By Isla Binnie and Niket Nishant
(Reuters) -Carlyle Group reported a better-than-expected profit in the second quarter on Wednesday, helped by a pickup in fees as it grew its assets under management.
The investment firm has been trying to advance its turnaround under CEO Harvey Schwartz, who has steered Carlyle deeper into high-growth segments such as private markets and international operations.
Last week, Carlyle named three of its longtime insiders as co-presidents, a new role and a step some analysts said could help reinforce investors’ confidence in the company.
Distributable earnings, or profit that can be returned to shareholders, jumped 25.6% to $431 million, or 91 cents per share. That compares with 89 cents that analysts had expected, according to estimates compiled by LSEG.
Fee-related earnings grew 18.4% to $323.3 million in the quarter.
Fund management fees rose 16% and transaction and portfolio advisory fees, which Carlyle earns from arranging capital market deals for its portfolio companies and other clients, jumped 66%.

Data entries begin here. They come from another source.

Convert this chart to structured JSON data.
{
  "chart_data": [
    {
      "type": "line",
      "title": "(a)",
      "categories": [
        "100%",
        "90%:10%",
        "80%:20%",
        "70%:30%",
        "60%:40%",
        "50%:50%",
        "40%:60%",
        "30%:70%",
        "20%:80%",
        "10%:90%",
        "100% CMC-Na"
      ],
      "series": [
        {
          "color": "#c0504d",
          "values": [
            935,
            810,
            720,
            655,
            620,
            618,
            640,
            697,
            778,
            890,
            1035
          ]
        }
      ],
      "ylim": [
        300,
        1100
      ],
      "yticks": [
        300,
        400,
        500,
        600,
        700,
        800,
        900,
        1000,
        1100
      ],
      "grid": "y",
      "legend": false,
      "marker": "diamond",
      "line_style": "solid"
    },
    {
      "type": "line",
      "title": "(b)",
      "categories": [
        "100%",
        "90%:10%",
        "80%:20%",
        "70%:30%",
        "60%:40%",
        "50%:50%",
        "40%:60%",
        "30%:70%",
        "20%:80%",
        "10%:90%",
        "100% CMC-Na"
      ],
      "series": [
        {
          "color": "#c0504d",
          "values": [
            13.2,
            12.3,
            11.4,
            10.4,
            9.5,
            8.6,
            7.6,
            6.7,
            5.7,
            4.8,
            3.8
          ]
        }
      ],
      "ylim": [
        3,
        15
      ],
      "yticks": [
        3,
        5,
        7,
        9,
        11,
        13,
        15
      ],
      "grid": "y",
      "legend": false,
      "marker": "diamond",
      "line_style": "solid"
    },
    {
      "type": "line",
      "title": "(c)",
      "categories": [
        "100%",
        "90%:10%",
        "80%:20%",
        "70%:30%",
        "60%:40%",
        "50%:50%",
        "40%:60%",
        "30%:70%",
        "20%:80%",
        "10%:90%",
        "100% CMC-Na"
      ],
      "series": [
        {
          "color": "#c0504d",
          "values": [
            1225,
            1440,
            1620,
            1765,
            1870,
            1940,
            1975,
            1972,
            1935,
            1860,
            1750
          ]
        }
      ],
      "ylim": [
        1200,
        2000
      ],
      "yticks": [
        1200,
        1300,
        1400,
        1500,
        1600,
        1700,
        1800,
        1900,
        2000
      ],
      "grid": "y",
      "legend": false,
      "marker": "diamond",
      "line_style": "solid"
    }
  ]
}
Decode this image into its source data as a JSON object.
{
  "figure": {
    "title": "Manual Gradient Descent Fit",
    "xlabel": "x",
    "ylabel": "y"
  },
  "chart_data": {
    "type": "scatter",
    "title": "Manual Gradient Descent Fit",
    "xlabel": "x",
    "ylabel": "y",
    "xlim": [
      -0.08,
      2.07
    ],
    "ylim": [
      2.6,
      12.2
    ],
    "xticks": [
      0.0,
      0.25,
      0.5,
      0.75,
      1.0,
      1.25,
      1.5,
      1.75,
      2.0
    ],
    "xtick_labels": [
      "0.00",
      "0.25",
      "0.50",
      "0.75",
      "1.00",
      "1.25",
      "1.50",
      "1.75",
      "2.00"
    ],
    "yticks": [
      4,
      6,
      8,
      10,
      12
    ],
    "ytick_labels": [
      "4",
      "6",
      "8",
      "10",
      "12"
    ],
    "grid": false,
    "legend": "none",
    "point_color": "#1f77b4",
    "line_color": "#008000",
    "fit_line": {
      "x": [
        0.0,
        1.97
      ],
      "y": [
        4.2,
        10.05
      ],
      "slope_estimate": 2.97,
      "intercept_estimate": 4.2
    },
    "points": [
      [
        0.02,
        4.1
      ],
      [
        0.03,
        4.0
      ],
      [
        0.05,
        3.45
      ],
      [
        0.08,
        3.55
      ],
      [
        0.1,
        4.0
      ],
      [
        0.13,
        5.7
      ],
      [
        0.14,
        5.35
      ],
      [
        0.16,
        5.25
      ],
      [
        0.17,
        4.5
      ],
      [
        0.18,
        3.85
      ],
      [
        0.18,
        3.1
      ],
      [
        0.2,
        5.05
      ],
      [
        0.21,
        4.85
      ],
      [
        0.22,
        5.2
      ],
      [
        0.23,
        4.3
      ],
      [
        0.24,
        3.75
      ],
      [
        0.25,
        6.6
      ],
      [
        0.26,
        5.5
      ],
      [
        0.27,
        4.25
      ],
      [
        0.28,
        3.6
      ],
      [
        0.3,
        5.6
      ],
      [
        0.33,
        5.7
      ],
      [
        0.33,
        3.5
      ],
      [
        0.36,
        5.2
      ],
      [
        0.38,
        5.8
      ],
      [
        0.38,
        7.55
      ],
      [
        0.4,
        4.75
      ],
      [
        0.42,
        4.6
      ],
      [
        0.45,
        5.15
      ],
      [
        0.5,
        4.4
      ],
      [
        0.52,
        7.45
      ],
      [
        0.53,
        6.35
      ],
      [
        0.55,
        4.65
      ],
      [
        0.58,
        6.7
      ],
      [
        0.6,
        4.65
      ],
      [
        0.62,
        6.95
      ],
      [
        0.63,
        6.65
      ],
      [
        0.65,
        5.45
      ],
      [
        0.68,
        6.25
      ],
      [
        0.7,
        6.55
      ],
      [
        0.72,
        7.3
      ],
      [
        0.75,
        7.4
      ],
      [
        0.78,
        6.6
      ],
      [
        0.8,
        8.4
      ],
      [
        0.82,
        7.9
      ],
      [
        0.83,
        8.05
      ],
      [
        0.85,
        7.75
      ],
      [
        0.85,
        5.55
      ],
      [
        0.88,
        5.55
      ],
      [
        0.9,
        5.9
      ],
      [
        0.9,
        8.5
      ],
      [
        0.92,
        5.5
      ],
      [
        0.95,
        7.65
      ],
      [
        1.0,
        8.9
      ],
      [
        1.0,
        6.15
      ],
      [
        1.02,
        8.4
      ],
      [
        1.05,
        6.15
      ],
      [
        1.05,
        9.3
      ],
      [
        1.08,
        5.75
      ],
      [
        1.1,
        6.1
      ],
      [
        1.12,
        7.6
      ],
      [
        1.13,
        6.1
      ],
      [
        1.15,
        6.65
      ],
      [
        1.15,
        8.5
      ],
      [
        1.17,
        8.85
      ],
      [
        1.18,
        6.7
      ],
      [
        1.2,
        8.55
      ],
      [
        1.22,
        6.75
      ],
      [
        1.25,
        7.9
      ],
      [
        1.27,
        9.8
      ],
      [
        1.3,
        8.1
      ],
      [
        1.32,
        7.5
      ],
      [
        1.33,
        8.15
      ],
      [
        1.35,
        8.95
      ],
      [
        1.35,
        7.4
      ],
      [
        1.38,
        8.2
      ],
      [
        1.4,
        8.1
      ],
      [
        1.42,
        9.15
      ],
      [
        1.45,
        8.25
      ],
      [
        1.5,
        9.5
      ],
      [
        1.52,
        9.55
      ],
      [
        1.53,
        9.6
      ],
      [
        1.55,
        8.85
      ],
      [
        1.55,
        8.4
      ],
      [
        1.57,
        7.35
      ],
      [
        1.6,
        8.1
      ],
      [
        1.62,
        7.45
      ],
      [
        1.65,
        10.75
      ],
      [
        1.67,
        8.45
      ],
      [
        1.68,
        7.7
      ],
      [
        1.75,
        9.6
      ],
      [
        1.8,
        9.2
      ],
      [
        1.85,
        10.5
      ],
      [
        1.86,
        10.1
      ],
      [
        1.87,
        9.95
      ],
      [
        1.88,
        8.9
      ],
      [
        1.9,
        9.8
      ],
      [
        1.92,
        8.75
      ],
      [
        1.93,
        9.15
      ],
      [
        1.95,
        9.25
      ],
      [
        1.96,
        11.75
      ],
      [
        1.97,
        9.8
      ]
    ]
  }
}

Assets under management at the Washington, D.C.-based company rose 7% to $465 billion, thanks to growth in AlpInvest, Carlyle’s unit for second-hand private equity funds.
The secondary market has given pension funds and other private equity investors a way to sell stakes in companies at a time when elevated interest rates, sweeping U.S. tariffs and geopolitical uncertainty have hampered dealmaking.
Still, market activity was accelerating, Schwartz said.
The company generated $13.4 billion of fresh capital. It deployed $14.6 billion and had $89 billion available for investment at the end of the quarter.
So far this year, Carlyle’s shares have jumped nearly 19% compared with an 8.3% growth in the Nasdaq composite index.